ANNIE CONCEICAO-RIVET inscrit sa pratique principalement en sculpture et en art imprimé.En 2013 et en 2016, elle est récipiendaire de deux bourses de la SODEC, ainsi que du Conseil des arts et des lettres du Québec en 2010 et en 2012. En 2019, elle recevait le soutien du Conseil des arts de Longueuil pour son projet Chercher à effacer la lumière dont l’intention est de tester le potentiel du verre en tant que matériau de création en sculpture. À l’été 2020, elle occupe la Maison Rollin-Brais à Longueuil afin de développer un nouveau corpus d’œuvres qui fera l’objet d’une exposition collective en 2021 au CIRCA art actuel à Montréal.

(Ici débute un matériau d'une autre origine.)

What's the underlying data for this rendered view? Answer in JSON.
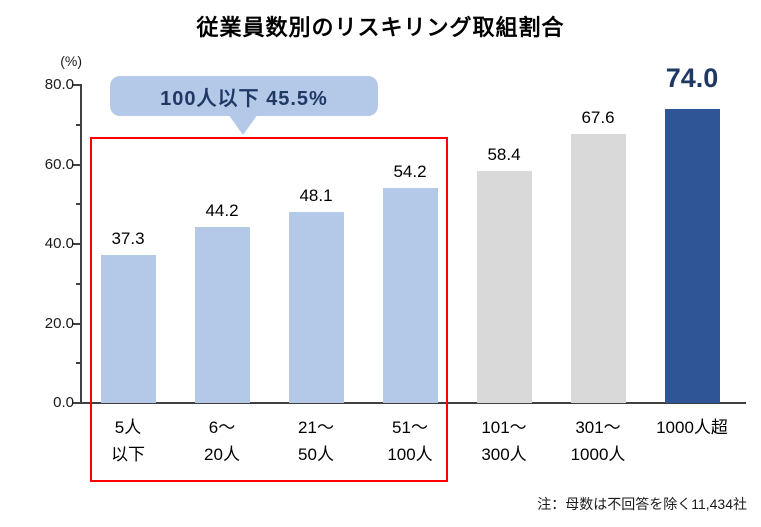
{
  "title": "従業員数別のリスキリング取組割合",
  "callout": {
    "text": "100人以下  45.5%"
  },
  "note": "注：母数は不回答を除く11,434社",
  "colors": {
    "bar_light_blue": "#b4c8e8",
    "bar_gray": "#d9d9d9",
    "bar_dark_blue": "#2f5597",
    "highlight_box_red": "#ff0000",
    "callout_bg": "#b4c8e8",
    "navy_text": "#1f3864",
    "axis": "#404040"
  },
  "chart_data": {
    "type": "bar",
    "title": "従業員数別のリスキリング取組割合",
    "xlabel": "",
    "ylabel": "(%)",
    "ylim": [
      0,
      80
    ],
    "yticks": [
      0,
      20,
      40,
      60,
      80
    ],
    "y_minor_ticks": [
      10,
      30,
      50,
      70
    ],
    "grid": false,
    "legend": false,
    "categories": [
      "5人\n以下",
      "6～\n20人",
      "21～\n50人",
      "51～\n100人",
      "101～\n300人",
      "301～\n1000人",
      "1000人超"
    ],
    "values": [
      37.3,
      44.2,
      48.1,
      54.2,
      58.4,
      67.6,
      74.0
    ],
    "bar_colors": [
      "#b4c8e8",
      "#b4c8e8",
      "#b4c8e8",
      "#b4c8e8",
      "#d9d9d9",
      "#d9d9d9",
      "#2f5597"
    ],
    "annotations": [
      {
        "type": "callout",
        "text": "100人以下  45.5%",
        "refers_to": "first four bars"
      },
      {
        "type": "highlight-box",
        "color": "#ff0000",
        "refers_to": "bars 5人以下 through 51～100人"
      }
    ],
    "footnote": "注：母数は不回答を除く11,434社"
  }
}
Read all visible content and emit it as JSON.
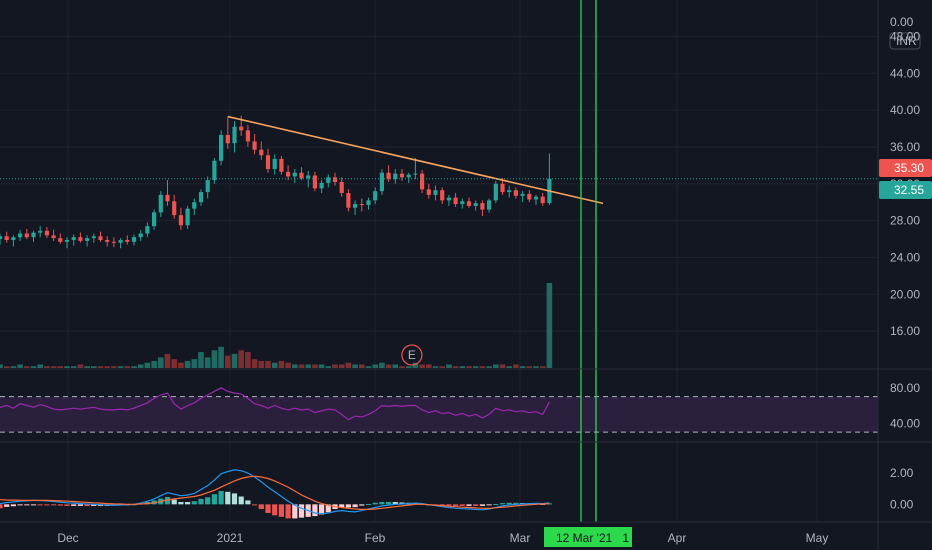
{
  "currency": "INR",
  "colors": {
    "background": "#131722",
    "grid": "#1f2330",
    "up": "#26a69a",
    "down": "#ef5350",
    "up_vol": "#1f6b63",
    "down_vol": "#7d2e30",
    "trendline": "#f7a35c",
    "rsi_line": "#9c27b0",
    "rsi_band": "#2a1f3d",
    "macd_line": "#2196f3",
    "signal_line": "#ff6d3a",
    "vline": "#2bd94a",
    "hist_pos_strong": "#26a69a",
    "hist_pos_weak": "#b2dfdb",
    "hist_neg_strong": "#ef5350",
    "hist_neg_weak": "#ffcdd2"
  },
  "price_axis": {
    "top_label": "0.00",
    "ticks": [
      "48.00",
      "44.00",
      "40.00",
      "36.00",
      "32.00",
      "28.00",
      "24.00",
      "20.00",
      "16.00"
    ]
  },
  "rsi_axis": {
    "ticks": [
      "80.00",
      "40.00"
    ]
  },
  "macd_axis": {
    "ticks": [
      "2.00",
      "0.00"
    ]
  },
  "time_axis": {
    "labels": [
      "Dec",
      "2021",
      "Feb",
      "Mar",
      "Apr",
      "May"
    ],
    "crosshair_label": "12 Mar '21   1"
  },
  "price_tags": {
    "high": "35.30",
    "last": "32.55"
  },
  "earnings_marker": "E",
  "chart_data": {
    "type": "candlestick",
    "ylim": [
      12,
      50
    ],
    "ohlc": [
      [
        26.0,
        26.6,
        25.4,
        26.3
      ],
      [
        26.3,
        26.8,
        25.6,
        25.9
      ],
      [
        25.9,
        26.4,
        25.2,
        26.2
      ],
      [
        26.2,
        27.0,
        25.8,
        26.6
      ],
      [
        26.6,
        27.1,
        26.0,
        26.2
      ],
      [
        26.2,
        26.9,
        25.7,
        26.7
      ],
      [
        26.7,
        27.4,
        26.2,
        26.9
      ],
      [
        26.9,
        27.3,
        26.1,
        26.4
      ],
      [
        26.4,
        27.0,
        25.8,
        26.1
      ],
      [
        26.1,
        26.6,
        25.5,
        25.7
      ],
      [
        25.7,
        26.2,
        25.0,
        25.9
      ],
      [
        25.9,
        26.5,
        25.3,
        26.2
      ],
      [
        26.2,
        26.7,
        25.6,
        25.8
      ],
      [
        25.8,
        26.4,
        25.2,
        26.1
      ],
      [
        26.1,
        26.6,
        25.6,
        26.3
      ],
      [
        26.3,
        26.8,
        25.7,
        25.9
      ],
      [
        25.9,
        26.3,
        25.2,
        25.7
      ],
      [
        25.7,
        26.2,
        25.1,
        25.6
      ],
      [
        25.6,
        26.1,
        25.0,
        25.9
      ],
      [
        25.9,
        26.4,
        25.4,
        25.7
      ],
      [
        25.7,
        26.5,
        25.3,
        26.2
      ],
      [
        26.2,
        27.0,
        25.8,
        26.6
      ],
      [
        26.6,
        27.8,
        26.2,
        27.4
      ],
      [
        27.4,
        29.2,
        27.0,
        28.9
      ],
      [
        28.9,
        31.2,
        28.4,
        30.8
      ],
      [
        30.8,
        32.4,
        29.6,
        30.1
      ],
      [
        30.1,
        30.8,
        28.2,
        28.6
      ],
      [
        28.6,
        29.4,
        27.0,
        27.5
      ],
      [
        27.5,
        29.6,
        27.1,
        29.3
      ],
      [
        29.3,
        30.4,
        28.6,
        30.0
      ],
      [
        30.0,
        31.4,
        29.6,
        31.1
      ],
      [
        31.1,
        32.8,
        30.4,
        32.4
      ],
      [
        32.4,
        34.8,
        32.0,
        34.5
      ],
      [
        34.5,
        37.8,
        34.0,
        37.3
      ],
      [
        37.3,
        39.2,
        35.8,
        36.4
      ],
      [
        36.4,
        38.8,
        35.4,
        38.2
      ],
      [
        38.2,
        39.4,
        37.2,
        37.8
      ],
      [
        37.8,
        38.4,
        36.0,
        36.6
      ],
      [
        36.6,
        37.4,
        35.2,
        35.7
      ],
      [
        35.7,
        36.6,
        34.6,
        35.1
      ],
      [
        35.1,
        35.8,
        33.2,
        33.6
      ],
      [
        33.6,
        35.2,
        33.0,
        34.7
      ],
      [
        34.7,
        35.0,
        33.0,
        33.3
      ],
      [
        33.3,
        34.0,
        32.4,
        32.8
      ],
      [
        32.8,
        33.6,
        32.1,
        33.2
      ],
      [
        33.2,
        33.8,
        32.4,
        32.6
      ],
      [
        32.6,
        33.4,
        31.6,
        32.9
      ],
      [
        32.9,
        33.3,
        31.2,
        31.5
      ],
      [
        31.5,
        32.4,
        31.0,
        32.1
      ],
      [
        32.1,
        33.0,
        31.6,
        32.7
      ],
      [
        32.7,
        33.2,
        31.8,
        32.2
      ],
      [
        32.2,
        32.7,
        30.6,
        31.0
      ],
      [
        31.0,
        31.4,
        29.0,
        29.4
      ],
      [
        29.4,
        30.2,
        28.6,
        29.8
      ],
      [
        29.8,
        30.4,
        29.0,
        29.7
      ],
      [
        29.7,
        30.5,
        29.2,
        30.2
      ],
      [
        30.2,
        31.6,
        29.8,
        31.2
      ],
      [
        31.2,
        33.6,
        30.8,
        33.2
      ],
      [
        33.2,
        34.0,
        32.2,
        32.5
      ],
      [
        32.5,
        33.6,
        32.0,
        33.1
      ],
      [
        33.1,
        33.6,
        32.3,
        32.7
      ],
      [
        32.7,
        33.2,
        32.1,
        33.0
      ],
      [
        33.0,
        34.8,
        32.5,
        33.1
      ],
      [
        33.1,
        33.5,
        31.0,
        31.4
      ],
      [
        31.4,
        32.0,
        30.4,
        30.8
      ],
      [
        30.8,
        31.8,
        30.2,
        31.3
      ],
      [
        31.3,
        31.6,
        29.8,
        30.2
      ],
      [
        30.2,
        30.8,
        29.6,
        30.5
      ],
      [
        30.5,
        31.0,
        29.5,
        29.8
      ],
      [
        29.8,
        30.4,
        29.3,
        30.1
      ],
      [
        30.1,
        30.5,
        29.4,
        29.6
      ],
      [
        29.6,
        30.2,
        29.1,
        29.9
      ],
      [
        29.9,
        30.2,
        28.5,
        29.2
      ],
      [
        29.2,
        30.4,
        28.9,
        30.2
      ],
      [
        30.2,
        32.3,
        29.9,
        32.0
      ],
      [
        32.0,
        32.6,
        30.8,
        31.1
      ],
      [
        31.1,
        31.8,
        30.5,
        31.3
      ],
      [
        31.3,
        31.6,
        30.4,
        30.7
      ],
      [
        30.7,
        31.2,
        30.0,
        30.9
      ],
      [
        30.9,
        31.3,
        30.0,
        30.3
      ],
      [
        30.3,
        30.8,
        29.7,
        30.6
      ],
      [
        30.6,
        31.0,
        29.6,
        29.9
      ],
      [
        29.9,
        35.3,
        29.7,
        32.55
      ]
    ],
    "volume": [
      2,
      1,
      1,
      2,
      1,
      1,
      2,
      1,
      1,
      1,
      1,
      1,
      2,
      1,
      1,
      1,
      1,
      1,
      1,
      1,
      1,
      2,
      3,
      4,
      6,
      8,
      5,
      3,
      4,
      5,
      9,
      6,
      10,
      12,
      7,
      8,
      10,
      9,
      5,
      4,
      4,
      3,
      4,
      3,
      2,
      2,
      2,
      2,
      2,
      1,
      2,
      2,
      3,
      2,
      2,
      1,
      2,
      3,
      2,
      2,
      1,
      1,
      3,
      2,
      2,
      1,
      1,
      2,
      1,
      1,
      1,
      1,
      1,
      1,
      2,
      2,
      1,
      2,
      1,
      1,
      1,
      1,
      48
    ],
    "rsi": [
      58,
      60,
      57,
      62,
      60,
      58,
      61,
      59,
      56,
      55,
      56,
      57,
      56,
      57,
      58,
      56,
      55,
      55,
      56,
      55,
      57,
      60,
      63,
      68,
      72,
      74,
      62,
      56,
      60,
      63,
      68,
      72,
      76,
      80,
      76,
      74,
      73,
      68,
      62,
      60,
      57,
      60,
      57,
      55,
      57,
      55,
      56,
      52,
      54,
      56,
      55,
      50,
      44,
      48,
      47,
      50,
      54,
      60,
      59,
      60,
      59,
      60,
      60,
      55,
      52,
      54,
      51,
      52,
      49,
      51,
      48,
      50,
      46,
      50,
      57,
      54,
      55,
      53,
      54,
      52,
      53,
      50,
      64
    ],
    "macd": [
      0.05,
      0.12,
      0.15,
      0.2,
      0.22,
      0.25,
      0.24,
      0.22,
      0.18,
      0.14,
      0.1,
      0.08,
      0.05,
      0.02,
      0.0,
      -0.02,
      -0.05,
      -0.05,
      -0.04,
      -0.03,
      0.0,
      0.08,
      0.2,
      0.35,
      0.55,
      0.75,
      0.65,
      0.55,
      0.6,
      0.7,
      0.95,
      1.2,
      1.55,
      1.95,
      2.1,
      2.2,
      2.15,
      2.0,
      1.75,
      1.45,
      1.1,
      0.8,
      0.5,
      0.2,
      -0.05,
      -0.25,
      -0.4,
      -0.55,
      -0.6,
      -0.55,
      -0.45,
      -0.4,
      -0.45,
      -0.48,
      -0.4,
      -0.3,
      -0.2,
      -0.1,
      -0.05,
      0.0,
      0.02,
      0.05,
      0.08,
      0.05,
      -0.02,
      -0.08,
      -0.15,
      -0.2,
      -0.25,
      -0.28,
      -0.3,
      -0.32,
      -0.35,
      -0.3,
      -0.2,
      -0.1,
      -0.05,
      0.0,
      0.02,
      0.05,
      0.06,
      0.05,
      0.1
    ],
    "signal": [
      0.3,
      0.28,
      0.27,
      0.26,
      0.26,
      0.26,
      0.26,
      0.25,
      0.24,
      0.22,
      0.2,
      0.18,
      0.15,
      0.13,
      0.1,
      0.08,
      0.05,
      0.03,
      0.02,
      0.0,
      0.0,
      0.02,
      0.05,
      0.1,
      0.18,
      0.28,
      0.35,
      0.4,
      0.45,
      0.5,
      0.6,
      0.75,
      0.9,
      1.1,
      1.3,
      1.5,
      1.65,
      1.75,
      1.8,
      1.75,
      1.65,
      1.5,
      1.3,
      1.1,
      0.85,
      0.6,
      0.4,
      0.2,
      0.05,
      -0.05,
      -0.15,
      -0.2,
      -0.25,
      -0.3,
      -0.32,
      -0.32,
      -0.3,
      -0.25,
      -0.2,
      -0.15,
      -0.1,
      -0.05,
      0.0,
      0.0,
      -0.02,
      -0.05,
      -0.08,
      -0.12,
      -0.15,
      -0.18,
      -0.2,
      -0.22,
      -0.25,
      -0.25,
      -0.22,
      -0.18,
      -0.15,
      -0.1,
      -0.06,
      -0.03,
      0.0,
      0.02,
      0.04
    ],
    "macd_ylim": [
      -1.0,
      3.6
    ],
    "rsi_ylim": [
      20,
      100
    ],
    "rsi_bands": [
      70,
      30
    ],
    "earnings_index": 57,
    "trendline": {
      "start_index": 34,
      "start_price": 39.3,
      "end_index": 83,
      "end_price": 30.2
    },
    "vlines_index": [
      81,
      83
    ]
  }
}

ALEXIA LAFERTÉ COUTU fait appel à des processus de transposition et de récupération dans sa pratique sculpturale et installative. Elle établit un dialogue entre l’expérience somatique et les histoires construites. Originaire de Montréal, Laferté Coutu a complété des études en beaux-arts à l’Université Concordia et à la Bauhaus Universität Weimar en plus de détenir une maîtrise en arts visuels obtenu à l’Université du Québec à Montréal en 2019. Son travail a été présenté dans le cadre d’expositions individuelles et collectives à la Galerie de l’UQAM et à Projet Pangée, à la Unit 1 Gallery au Royaume-Uni et à la DOOSAN Gallery en Corée du Sud.

Remerciements spéciaux de la part des artistes:

Andrée-Anne Carrier tient à remercier Jules Lasalle de lui avoir généreusement ouvert les portes de son atelier et du partage de son savoir-faire ainsi que les membres responsables de l’Atelier La Coulée pour leur soutien technique et leur ouverture sans limites à l’expérimentation.

Annie Charland-Thibodeau voudrait remercier le centre d’artistes Axenéo7 et le Musée des beaux-arts de Sherbrooke, qui ont accueilli la première mouture de cette installation en 2018.

Annie Conceicao-Rivet remercie le Conseil des arts de Longueuil, le Cégep Édouard-Montpetit, l’Atelier Verre design, Guy Loyer, Olivier Laporte, Maxime Cardyn-Oriani, Francois-Alfred Migneault et toutes les personnes qui l’ont aidé de près ou de loin dans la réalisation de ce projet.

Alexia Laferté Coutu aimerait remercier quant à elle le Conseil des arts du Canada pour son soutien, ainsi que Marc-André Fontaine, Éric Saindon et Louis Thompson pour leur assistance technique.